[OpenIndiana-discuss] I figured this deserved a separate thread
Gabriel de la Cruz
gabriel.delacruz at gmail.com
Fri Nov 5 17:43:42 UTC 2010
Well, as an example gentoo does not separate the distros, you select a
system profile (server, desktop, hardened...), and the system masks packages
depending on that profile and ensure dependency checks... If the user needs
to fetch a package that is masked (lets say instaling a desktop package on a
server profiled system) or a package with an old revision (lets say a
desktop wants a very stable revision of something), you can jump those
What is a real pain in gentoo is that (since it is source based, you fetch
the sources and the system compiles them) the dependencies are rather
complicated, some things wont build so easily in this or that architecture
depending on dependencies, compiler versions ect... so when you violate the
profile norms feels almost like cheating the matrix, and unless you are
careful you can drag your self into a week worth of extra work. But in
theory, the approach might work on a binary distro if kept simple.
But gentoo is the black-hole that sucks your life time into OS related
issues, not recomended if you have social life. (joke, but there is some
truth on it)
I am not even suggesting to use such method, but came to my mind after
reading last post.
On Fri, Nov 5, 2010 at 7:22 PM, Nathan Evans <ndickinson.evans at gmail.com>wrote:
> On 5 November 2010 13:05, Nikola M <minikola at gmail.com> wrote:
> > Christopher Chan wrote:
> > > Ubuntu is currently one big mess and their LTS release policies are
> > > laughable. Yeah, I have a stable version of Pidgin but it did not do
> > > Yahoo anymore on Hardy well before Lucid got released.

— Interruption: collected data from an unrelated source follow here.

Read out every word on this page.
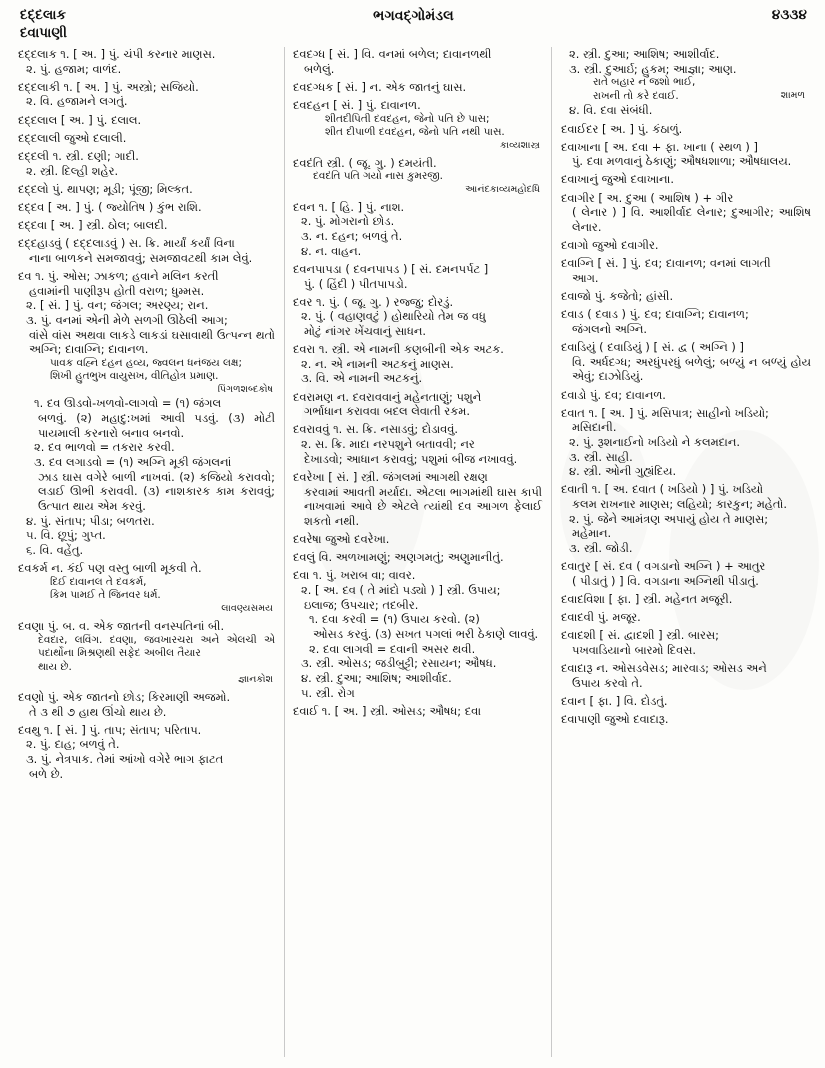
દદ્દલાક	ભગવદ્ગોમંડલ	૪૩૩૪
દવાપાણી
દદ્દલાક ૧. [ અ. ] પું. ચંપી કરનાર માણસ.
૨. પું. હજામ; વાળંદ.
દદ્દલાકી ૧. [ અ. ] પું. અસ્ત્રો; સજિયો.
૨. વિ. હજામને લગતું.
દદ્દલાલ [ અ. ] પું. દલાલ.
દદ્દલાલી જુઓ દલાલી.
દદ્દલી ૧. સ્ત્રી. દણી; ગાદી.
૨. સ્ત્રી. દિલ્હી શહેર.
દદ્દલો પું. થાપણ; મૂડી; પૂંજી; મિલ્કત.
દદ્દવ [ અ. ] પું. ( જ્યોતિષ ) કુંભ રાશિ.
દદ્દવા [ અ. ] સ્ત્રી. ઠોલ; બાલદી.
દદ્દહાડવું ( દદ્દલાડવું ) સ. ક્રિ. માર્યાં કર્યાં વિના
નાના બાળકને સમજાવવું; સમજાવટથી કામ લેવું.
દવ ૧. પું. ઓસ; ઝાકળ; હવાને મલિન કરતી
હવામાંની પાણીરૂપ હોતી વરાળ; ધુમ્મસ.
૨. [ સં. ] પું. વન; જંગલ; અરણ્ય; રાન.
૩. પું. વનમાં એની મેળે સળગી ઊઠેલી આગ;
વાંસે વાંસ અથવા લાકડે લાકડાં ઘસાવાથી ઉત્પન્ન થતો અગ્નિ; દાવાગ્નિ; દાવાનળ.
પાવક વહ્નિ દહન હવ્ય, જ્વલન ધનંજય લક્ષ;
શિખી હુતભુખ વાયુસખ, વીતિહોત્ર પ્રમાણ.
પિંગળશબ્દકોષ
૧. દવ ઊડવો-ખળવો-લાગવો = (૧) જંગલ
બળવું. (૨) મહાદુ:ખમાં આવી પડવું. (૩) મોટી પાયમાલી કરનારો બનાવ બનવો.
૨. દવ ભાળવો = તકરાર કરવી.
૩. દવ લગાડવો = (૧) અગ્નિ મૂકી જંગલનાં
ઝાડ ઘાસ વગેરે બાળી નાખવાં. (૨) કજિયો કરાવવો; લડાઈ ઊભી કરાવવી. (૩) નાશકારક કામ કરાવવું; ઉત્પાત થાય એમ કરવું.
૪. પું. સંતાપ; પીડા; બળતરા.
૫. વિ. છૂપું; ગુપ્ત.
૬. વિ. વહેંતુ.
દવકર્મ ન. કંઈ પણ વસ્તુ બાળી મૂકવી તે.
દિઈ દાવાનલ તે દવકર્મ,
કિમ પામઈ તે જિનવર ધર્મ.
લાવણ્યસમય
દવણા પું. બ. વ. એક જાતની વનસ્પતિનાં બી.
દેવદાર, લવિંગ. દવણા, જવખારચરા અને એલચી એ પદાર્થોના મિશ્રણથી સફેદ અબીલ તૈયાર
થાય છે.
જ્ઞાનકોશ
દવણો પું. એક જાતનો છોડ; કિરમાણી અજમો.
તે ૩ થી ૭ હાથ ઊંચો થાય છે.
દવથુ ૧. [ સં. ] પું. તાપ; સંતાપ; પરિતાપ.
૨. પું. દાહ; બળવું તે.
૩. પું. નેત્રપાક. તેમાં આંખો વગેરે ભાગ ફાટત
બળે છે.
દવદગ્ધ [ સં. ] વિ. વનમાં બળેલ; દાવાનળથી
બળેલું.
દવદગ્ધક [ સં. ] ન. એક જાતનું ઘાસ.
દવદહન [ સં. ] પું. દાવાનળ.
શીતદીપિતી દવદહન, જેનો પતિ છે પાસ;
શીત દીપાળી દવદહન, જેનો પતિ નથી પાસ.
કાવ્યશાસ્ત્ર
દવદંતિ સ્ત્રી. ( જૂ. ગુ. ) દમયંતી.
દવદંતિ પતિ ગયો નાસ કુમરજી.
આનંદકાવ્યમહોદધિ
દવન ૧. [ હિ. ] પું. નાશ.
૨. પું. મોગરાનો છોડ.
૩. ન. દહન; બળવું તે.
૪. ન. વાહન.
દવનપાપડા ( દવનપાપડ ) [ સં. દમનપર્પટ ]
પું. ( હિંદી ) પીતપાપડો.
દવર ૧. પું. ( જૂ. ગુ. ) રજ્જુ; દોરડું.
૨. પું. ( વહાણવટું ) હોથારિયો તેમ જ વધુ
મોટું નાંગર ખેંચવાનું સાધન.
દવરા ૧. સ્ત્રી. એ નામની કણબીની એક અટક.
૨. ન. એ નામની અટકનું માણસ.
૩. વિ. એ નામની અટકનું.
દવરામણ ન. દવરાવવાનું મહેનતાણું; પશુને
ગર્ભાધાન કરાવવા બદલ લેવાતી રકમ.
દવરાવવું ૧. સ. ક્રિ. નસાડવું; દોડાવવું.
૨. સ. ક્રિ. માદા નરપશુને બતાવવી; નર
દેખાડવો; આધાન કરાવવું; પશુમાં બીજ નખાવવું.
દવરેખા [ સં. ] સ્ત્રી. જંગલમાં આગથી રક્ષણ
કરવામાં આવતી મર્યાદા. એટલા ભાગમાંથી ઘાસ કાપી નાખવામાં આવે છે એટલે ત્યાંથી દવ આગળ ફેલાઈ શકતો નથી.
દવરેષા જુઓ દવરેખા.
દવલું વિ. અળખામણું; અણગમતું; અણુમાનીતું.
દવા ૧. પું. ખરાબ વા; વાવર.
૨. [ અ. દવ ( તે માંદો પડ્યો ) ] સ્ત્રી. ઉપાય;
ઇલાજ; ઉપચાર; તદબીર.
૧. દવા કરવી = (૧) ઉપાય કરવો. (૨)
ઓસડ કરવું. (૩) સખત પગલાં ભરી ઠેકાણે લાવવું.
૨. દવા લાગવી = દવાની અસર થવી.
૩. સ્ત્રી. ઓસડ; જડીબુટ્ટી; રસાયન; ઔષધ.
૪. સ્ત્રી. દુઆ; આશિષ; આશીર્વાદ.
૫. સ્ત્રી. રોગ
દવાઈ ૧. [ અ. ] સ્ત્રી. ઓસડ; ઔષધ; દવા
૨. સ્ત્રી. દુઆ; આશિષ; આશીર્વાદ.
૩. સ્ત્રી. દુઆર્ઇ; હુકમ; આજ્ઞા; આણ.
રાતે બહાર ન જશો ભાઈ,
રાખની તો કરે દવાઈ.	શામળ
૪. વિ. દવા સંબંધી.
દવાઈદર [ અ. ] પું. કંઠાળું.
દવાખાના [ અ. દવા + ફા. ખાના ( સ્થળ ) ]
પું. દવા મળવાનું ઠેકાણું; ઔષધશાળા; ઔષધાલય.
દવાખાનું જુઓ દવાખાના.
દવાગીર [ અ. દુઆ ( આશિષ ) + ગીર
( લેનાર ) ] વિ. આશીર્વાદ લેનાર; દુઆગીર; આશિષ લેનાર.
દવાગો જુઓ દવાગીર.
દવાગ્નિ [ સં. ] પું. દવ; દાવાનળ; વનમાં લાગતી
આગ.
દવાજો પું. કજેતો; હાંસી.
દવાડ ( દવાડ ) પું. દવ; દાવાગ્નિ; દાવાનળ;
જંગલનો અગ્નિ.
દવાડિયું ( દવાડિયું ) [ સં. દ્વ ( અગ્નિ ) ]
વિ. અર્ધદગ્ધ; અરધુંપરધું બળેલું; બળ્યું ન બળ્યું હોય એવું; દાઝોડિયું.
દવાડો પું. દવ; દાવાનળ.
દવાત ૧. [ અ. ] પું. મસિપાત્ર; સાહીનો ખડિયો;
મસિદાની.
૨. પું. રૂશનાઈનો ખડિયો ને કલમદાન.
૩. સ્ત્રી. સાહી.
૪. સ્ત્રી. ઓની ગુહ્યંદિય.
દવાતી ૧. [ અ. દવાત ( ખડિયો ) ] પું. ખડિયો
કલમ રાખનાર માણસ; લહિયો; કારકુન; મહેતો.
૨. પું. જેને આમંત્રણ અપાયું હોય તે માણસ;
મહેમાન.
૩. સ્ત્રી. જોડી.
દવાતુર [ સં. દવ ( વગડાનો અગ્નિ ) + આતુર
( પીડાતું ) ] વિ. વગડાના અગ્નિથી પીડાતું.
દવાદવિશા [ ફા. ] સ્ત્રી. મહેનત મજૂરી.
દવાદવી પું. મજૂર.
દવાદશી [ સં. દ્વાદશી ] સ્ત્રી. બારસ;
પખવાડિયાનો બારમો દિવસ.
દવાદારૂ ન. ઓસડવેસડ; મારવાડ; ઓસડ અને
ઉપાય કરવો તે.
દવાન [ ફા. ] વિ. દોડતું.
દવાપાણી જુઓ દવાદારૂ.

> > */Starting ubuntu part../
> > Hi,
> > I also used to use ubuntu Hardy and I used GetDeb.net software
> > repository for new software for LTS release.
> > But problem with that is that people maintaining GetDeb, also chaised
> > newest Ubuntu release, too, so it was just to pospone and extend
> > lifecycle of LTS with newer apps till next LTS.
> > At the end, I ended up downloading .dsc tar.gz and diff.gz files for
> > newer packages from newer ubuntu releases and compiling it themselves.
> > And sometimes i coould satisfy dependencies (with also compiling newer
> > libraries from newer release etc) but at the end, it came to a halt
> > because ever newer apps nedded updates of some core libraries that
> > required.. OS update. So I basically got stuck to latest available app I
> > could compile as package.
> > Then there was PPA (personal package archives) with packages of newer
> > programs and if you ask them nicely, they were making packages, for
> > older LTS, too.
> > And Finally I started downloading and using .tar.gz compiled binary
> > programs from project sites and that was just about when new LTS came.
> > */..Ending Ubuntu part/
> > So, About OpenIndiana/Illumos I can conclude this:
> > For desktop use it is better to have newer distribution/system, even if
> > it brings some instability on application level (update of newest
> > security-patched web browser, Office, mail client, etc)
> > but it is mostly important to have Core OS updated and security patched.
> Instability in production is always a problem thats why some distributions
> release stable and unstable.
> > I measure quality of free software distribution, by that how much is it
> > able to use all newest app with no need to question Core OS update.
> > And I think that its binary compatibility, OpenSolaris Based
> > distributions have much better starting position for this matter,
> > providing community is big enough and continues to grow, for both
> > Server/CoreOS use and Desktop use with newest applications and
> > desktop/drivers.
> Thats great on a desktop, and thats why server/desktop distributions should
> be separate.
> > So As I understand Server user/CoreOS is function of usability, new
> > technologies and mainstream use for the things iluumos based
> > distributions and OpenIndiana are used.
> > Desktop use rely on CoreOS is usable and running and simly compose
> > itself of Newest packaging of applications, fine-tuning user experience
> > (Everyone wants to see how OS "looks like" graphically and those things
> > interesting for laptops.
> > So I think OpenIndiana is on right course.